How to bee a bleeding heart!

4 Likes

I am amazed to see the difference of vegetation stage between our two respective regions.

I live only a few hours to the north

4 Likes

Well, the garden is just about all harvested. Potatoes, Onions, Beans, and now Garlic, all gone, and the beds are ready for the Fall garden. Here is how the garlic looks.

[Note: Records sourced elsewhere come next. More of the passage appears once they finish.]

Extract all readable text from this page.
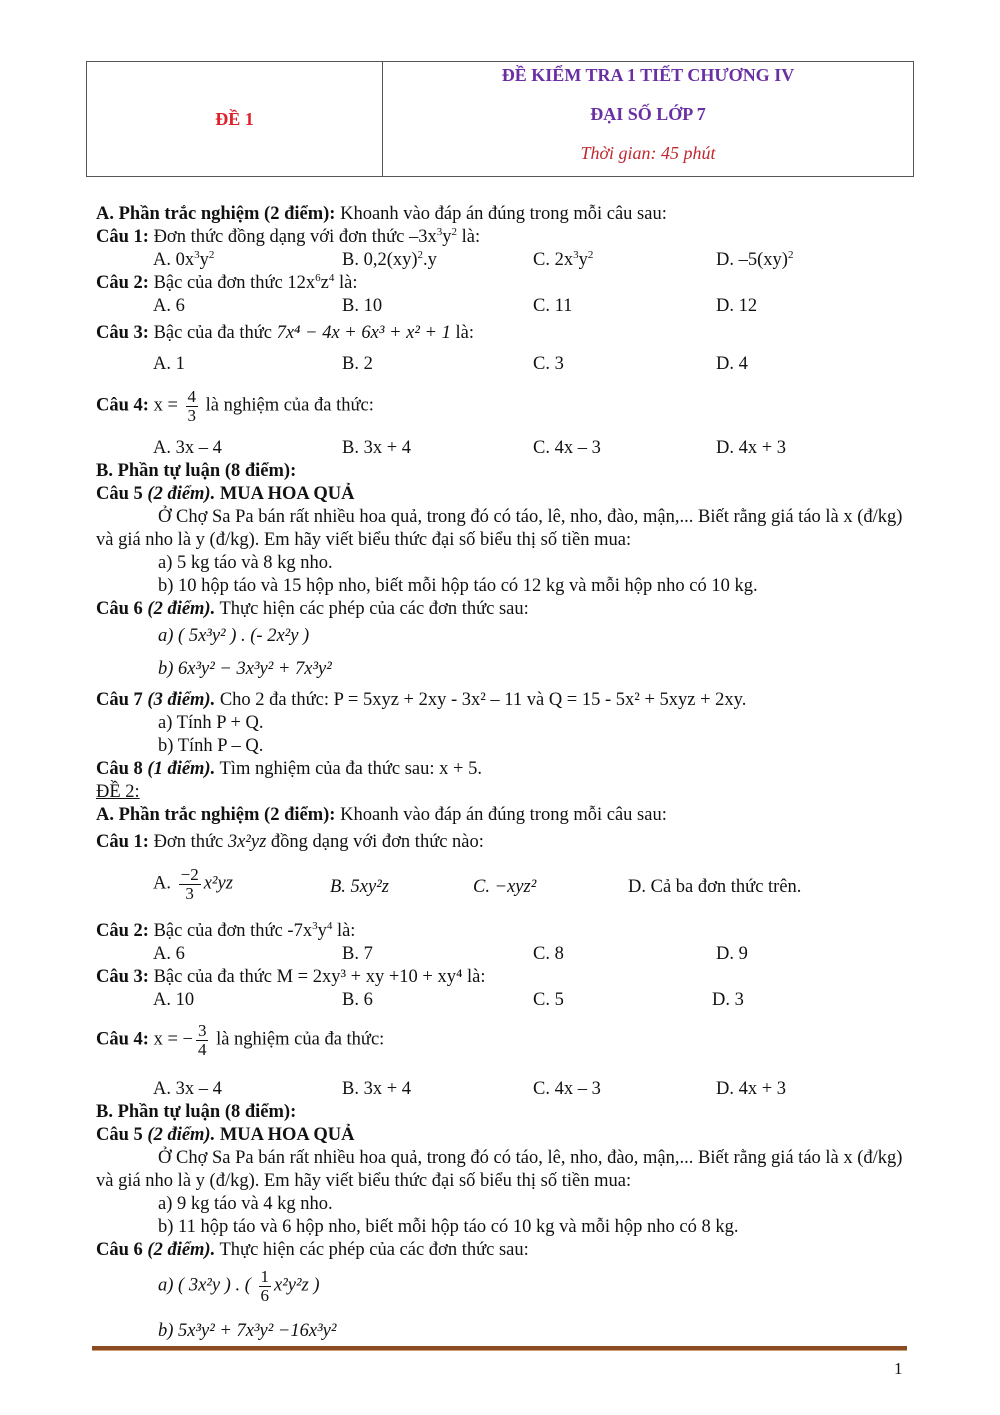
ĐỀ 1
ĐỀ KIỂM TRA 1 TIẾT CHƯƠNG IV
ĐẠI SỐ LỚP 7
Thời gian: 45 phút
A. Phần trắc nghiệm (2 điểm): Khoanh vào đáp án đúng trong mỗi câu sau:
Câu 1: Đơn thức đồng dạng với đơn thức $-3x^3y^2$ là:
A. $0x^3y^2$	B. 0,2(xy)$^2$.y	C. $2x^3y^2$	D. –5(xy)$^2$
Câu 2: Bậc của đơn thức $12x^6z^4$ là:
A. 6	B. 10	C. 11	D. 12
Câu 3: Bậc của đa thức 7x⁴ − 4x + 6x³ + x² + 1 là:
A. 1	B. 2	C. 3	D. 4
Câu 4: $x = \frac{4}{3}$ là nghiệm của đa thức:
A. 3x – 4	B. 3x + 4	C. 4x – 3	D. 4x + 3
B. Phần tự luận (8 điểm):
Câu 5 (2 điểm). MUA HOA QUẢ
Ở Chợ Sa Pa bán rất nhiều hoa quả, trong đó có táo, lê, nho, đào, mận,... Biết rằng giá táo là x (đ/kg) và giá nho là y (đ/kg). Em hãy viết biểu thức đại số biểu thị số tiền mua:
a) 5 kg táo và 8 kg nho.
b) 10 hộp táo và 15 hộp nho, biết mỗi hộp táo có 12 kg và mỗi hộp nho có 10 kg.
Câu 6 (2 điểm). Thực hiện các phép của các đơn thức sau:
a) ( 5x³y² ) . (- 2x²y )
b) 6x³y² − 3x³y² + 7x³y²
Câu 7 (3 điểm). Cho 2 đa thức: P = 5xyz + 2xy - 3x² – 11 và Q = 15 - 5x² + 5xyz + 2xy.
a) Tính P + Q.
b) Tính P – Q.
Câu 8 (1 điểm). Tìm nghiệm của đa thức sau: x + 5.
ĐỀ 2:
A. Phần trắc nghiệm (2 điểm): Khoanh vào đáp án đúng trong mỗi câu sau:
Câu 1: Đơn thức 3x²yz đồng dạng với đơn thức nào:
A. $\frac{-2}{3} x^2yz$	B. 5xy²z	C. −xyz²	D. Cả ba đơn thức trên.
Câu 2: Bậc của đơn thức $-7x^3y^4$ là:
A. 6	B. 7	C. 8	D. 9
Câu 3: Bậc của đa thức M = 2xy³ + xy +10 + xy⁴ là:
A. 10	B. 6	C. 5	D. 3
Câu 4: x = − $\frac{3}{4}$ là nghiệm của đa thức:
A. 3x – 4	B. 3x + 4	C. 4x – 3	D. 4x + 3
B. Phần tự luận (8 điểm):
Câu 5 (2 điểm). MUA HOA QUẢ
Ở Chợ Sa Pa bán rất nhiều hoa quả, trong đó có táo, lê, nho, đào, mận,... Biết rằng giá táo là x (đ/kg) và giá nho là y (đ/kg). Em hãy viết biểu thức đại số biểu thị số tiền mua:
a) 9 kg táo và 4 kg nho.
b) 11 hộp táo và 6 hộp nho, biết mỗi hộp táo có 10 kg và mỗi hộp nho có 8 kg.
Câu 6 (2 điểm). Thực hiện các phép của các đơn thức sau:
a) ( 3x²y ) . ( $\frac{1}{6} x^2y^2z$ )
b) 5x³y² + 7x³y² −16x³y²
1
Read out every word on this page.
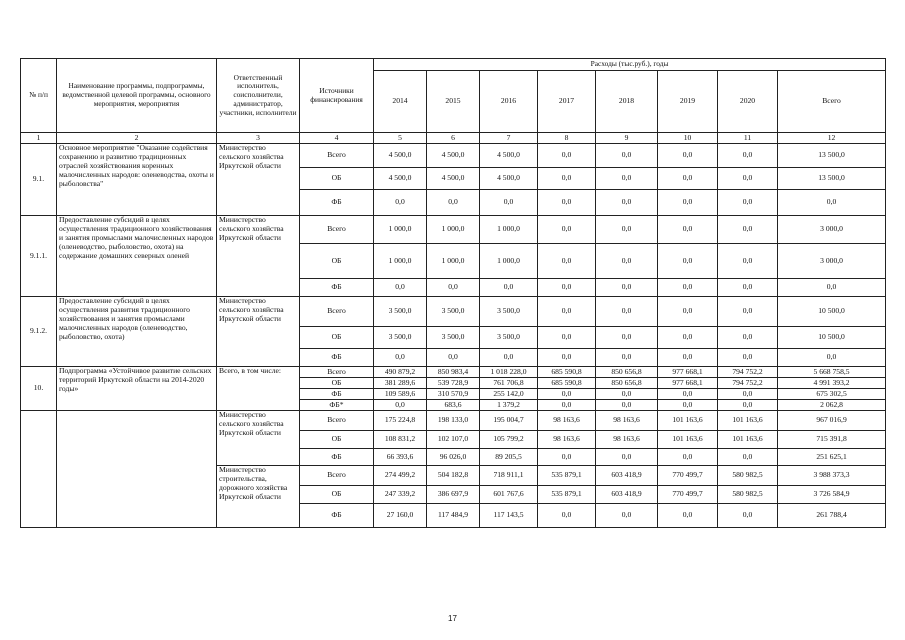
№ п/п	Наименование программы, подпрограммы, ведомственной целевой программы, основного мероприятия, мероприятия	Ответственный исполнитель, соисполнители, администратор, участники, исполнители	Источники финансирования	Расходы (тыс.руб.), годы							
				2014	2015	2016	2017	2018	2019	2020	Всего
1	2	3	4	5	6	7	8	9	10	11	12
9.1.	Основное мероприятие "Оказание содействия сохранению и развитию традиционных отраслей хозяйствования коренных малочисленных народов: оленеводства, охоты и рыболовства"	Министерство сельского хозяйства Иркутской области	Всего	4 500,0	4 500,0	4 500,0	0,0	0,0	0,0	0,0	13 500,0
			ОБ	4 500,0	4 500,0	4 500,0	0,0	0,0	0,0	0,0	13 500,0
			ФБ	0,0	0,0	0,0	0,0	0,0	0,0	0,0	0,0
9.1.1.	Предоставление субсидий в целях осуществления традиционного хозяйствования и занятия промыслами малочисленных народов (оленеводство, рыболовство, охота) на содержание домашних северных оленей	Министерство сельского хозяйства Иркутской области	Всего	1 000,0	1 000,0	1 000,0	0,0	0,0	0,0	0,0	3 000,0
			ОБ	1 000,0	1 000,0	1 000,0	0,0	0,0	0,0	0,0	3 000,0
			ФБ	0,0	0,0	0,0	0,0	0,0	0,0	0,0	0,0
9.1.2.	Предоставление субсидий в целях осуществления развития традиционного хозяйствования и занятия промыслами малочисленных народов (оленеводство, рыболовство, охота)	Министерство сельского хозяйства Иркутской области	Всего	3 500,0	3 500,0	3 500,0	0,0	0,0	0,0	0,0	10 500,0
			ОБ	3 500,0	3 500,0	3 500,0	0,0	0,0	0,0	0,0	10 500,0
			ФБ	0,0	0,0	0,0	0,0	0,0	0,0	0,0	0,0
10.	Подпрограмма «Устойчивое развитие сельских территорий Иркутской области на 2014-2020 годы»	Всего, в том числе:	Всего	490 879,2	850 983,4	1 018 228,0	685 590,8	850 656,8	977 668,1	794 752,2	5 668 758,5
			ОБ	381 289,6	539 728,9	761 706,8	685 590,8	850 656,8	977 668,1	794 752,2	4 991 393,2
			ФБ	109 589,6	310 570,9	255 142,0	0,0	0,0	0,0	0,0	675 302,5
			ФБ*	0,0	683,6	1 379,2	0,0	0,0	0,0	0,0	2 062,8
		Министерство сельского хозяйства Иркутской области	Всего	175 224,8	198 133,0	195 004,7	98 163,6	98 163,6	101 163,6	101 163,6	967 016,9
			ОБ	108 831,2	102 107,0	105 799,2	98 163,6	98 163,6	101 163,6	101 163,6	715 391,8
			ФБ	66 393,6	96 026,0	89 205,5	0,0	0,0	0,0	0,0	251 625,1
		Министерство строительства, дорожного хозяйства Иркутской области	Всего	274 499,2	504 182,8	718 911,1	535 879,1	603 418,9	770 499,7	580 982,5	3 988 373,3
			ОБ	247 339,2	386 697,9	601 767,6	535 879,1	603 418,9	770 499,7	580 982,5	3 726 584,9
			ФБ	27 160,0	117 484,9	117 143,5	0,0	0,0	0,0	0,0	261 788,4
17
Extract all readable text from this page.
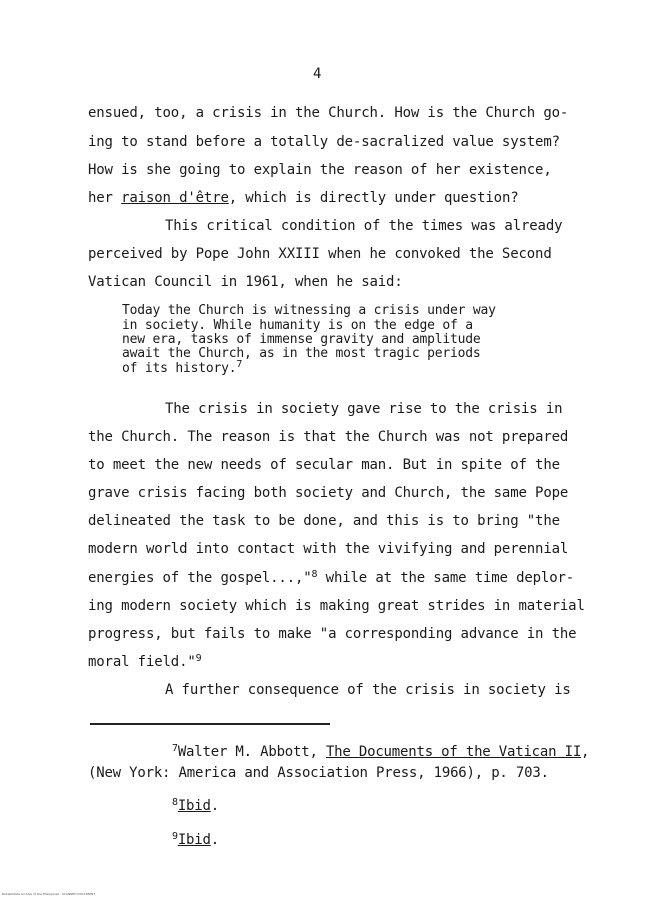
4
ensued, too, a crisis in the Church. How is the Church go-
ing to stand before a totally de-sacralized value system?
How is she going to explain the reason of her existence,
her raison d'être, which is directly under question?
This critical condition of the times was already
perceived by Pope John XXIII when he convoked the Second
Vatican Council in 1961, when he said:
Today the Church is witnessing a crisis under way
in society. While humanity is on the edge of a
new era, tasks of immense gravity and amplitude
await the Church, as in the most tragic periods
of its history.$^7$
The crisis in society gave rise to the crisis in
the Church. The reason is that the Church was not prepared
to meet the new needs of secular man. But in spite of the
grave crisis facing both society and Church, the same Pope
delineated the task to be done, and this is to bring "the
modern world into contact with the vivifying and perennial
energies of the gospel...,"$^8$ while at the same time deplor-
ing modern society which is making great strides in material
progress, but fails to make "a corresponding advance in the
moral field."$^9$
A further consequence of the crisis in society is
$^7$Walter M. Abbott, The Documents of the Vatican II,
(New York: America and Association Press, 1966), p. 703.
$^8$Ibid.
$^9$Ibid.
Rehabilitate Archive of the Philippines · SCANNED DOCUMENT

I peeled a large bowl of it yesterday afternoon, cooked it in butter and olive oil, and then mashed it. We keep that in the refrigerator for immediate use on popcorn, and for use with mashed potatoes, and for making Shrimp Scampi. Yum!
Dear Wife gives lots of credit to large amounts of Bio-char in the garden beds. The lower left photo shows a few of the onions, and the lower right photo is of some Elephant Garlic, related to Leeks, I believe. We only planted two cloves of the Elephant Garlic, as an experiment.

8 Likes

Great looking garlic!
Did you try the elephant garlic? I had a few last year, thay are suppose to be a garlic voriety with a taste similar to leaks, but l didnt like the taste. It was alkmost bitter, and quite blank and watery.

1 Like

Beautiful garlic, Ray. We have a two stage process for garlic in the north country. We plant cloves in early fall to overwinter and harvest the next summer some time. We can start in spring to grow garlic, but only grows to a large ball, no cloves.

2 Likes

To illustrate here is our little girl tilling away, spring garlic behind her planted early last fall, for harvest in august.

7 Likes

What kind of garlic do you grow? we have a hard time with real garlic. we end up growing a lot of elephant garlic here. It does very well in kudzu fields … your garlic looks good, she looks cold

1 Like

The hoodie is for the black flies not the cold…
We grow an eastern European variety a friend gave us about 5 years ago… no clue on the name. Good solid producer, very strong, keeps well usually 7 or 8 larger cloves

1 Like

KristijanL,
The elephant garlic is very mild, and doesn’t have the sharp bite of real garlic. It does contain allium, which is supposed to be good for us. The cloves are much larger, and easier to peel. Twenty years or so ago, we bought very expensive seed garlic, and could select the variety and color and whether it was hardneck, or softneck, etc. Since then, we just buy a 3 or 4 pound large bag of Chinese grown garlic (unknown variety) at the grocery store for less than $5, keep it on the kitchen counter, and if it starts to sprout, and it is time to plant, we just break down the bulbs into individual cloves and plant them in the garden.

3 Likes

You buy seed every year? I plant my seed over and over again. Harvest in August, plant a portion back in November.
I did plant the “Chinese” garlic once, it wasnt eaven worth harvesting.

I might do a experiment this year, plant it stright from the harvest in August. It seems the cloves " forgoten" at harvest produce wery nice heads next year.